Two of the world’s most harmful groundwater contaminants are arsenic and fluoride.
Chronic consumption of water with excessive levels of fluoride can cause pain and damage to bones and joints and other symptoms. The consequences of arsenic are more severe and include skin lesions, cancer and even death.
Scientists estimate that as many as 500 million people in Africa and Asia consume groundwater that is naturally contaminated by one of the two toxins, says Arup K. SenGupta, professor of civil and environmental engineering and also of chemical engineering.
SenGupta and Surapol Padungthon, a Ph.D. student, have developed an adsorbent that can remove both arsenic and fluoride. The adsorbent is reusable and takes advantage of the unique surface properties of metal oxide nanoparticles.
SenGupta has a Fulbright Environmental Leadership Award to spend six months in the Center for Sustainable Technologies at the Indian Institute of Science in Bangalore, India.

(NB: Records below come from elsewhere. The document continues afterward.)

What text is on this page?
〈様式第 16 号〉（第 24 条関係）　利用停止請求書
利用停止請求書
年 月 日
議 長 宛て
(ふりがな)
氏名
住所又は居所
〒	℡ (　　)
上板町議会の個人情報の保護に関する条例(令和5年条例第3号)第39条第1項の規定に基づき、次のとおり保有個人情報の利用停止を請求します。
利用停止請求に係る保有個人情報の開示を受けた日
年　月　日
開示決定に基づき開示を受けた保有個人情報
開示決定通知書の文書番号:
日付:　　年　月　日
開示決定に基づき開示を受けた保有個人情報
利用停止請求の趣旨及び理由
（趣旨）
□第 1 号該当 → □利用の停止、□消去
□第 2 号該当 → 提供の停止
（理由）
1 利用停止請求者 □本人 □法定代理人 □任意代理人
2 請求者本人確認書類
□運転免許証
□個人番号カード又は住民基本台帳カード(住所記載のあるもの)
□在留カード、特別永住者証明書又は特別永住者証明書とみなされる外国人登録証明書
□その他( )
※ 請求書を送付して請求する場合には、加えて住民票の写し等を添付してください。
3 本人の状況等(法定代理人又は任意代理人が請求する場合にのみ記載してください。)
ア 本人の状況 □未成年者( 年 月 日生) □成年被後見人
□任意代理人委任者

The project is titled “Mitigating Fluoride and Arsenic Crisis.” The award SenGupta received is called the Fulbright-Nehru Grant and is named for Jawharlal Nehru, the first prime minister of independent India.
The grant will enable SenGupta to collaborate with scientists and engineers in India to streamline the development of the adsorbent through lab and field work in areas whose groundwater is contaminated with fluoride or arsenic. The two contaminants, he says, rarely occur together.
The award will also enable SenGupta to build on the success of an inexpensive filtration system that removes arsenic from groundwater at the wellhead. The system has been installed in more than 200 villages in eastern India and is also in use in the U.S., Hungary, Ecuador and Brazil. A patent for the system was awarded to SenGupta and Luis Cumbal ’05 Ph.D., who is now director of graduate studies at the Army Engineering Polytechnic School in Quito, Ecuador.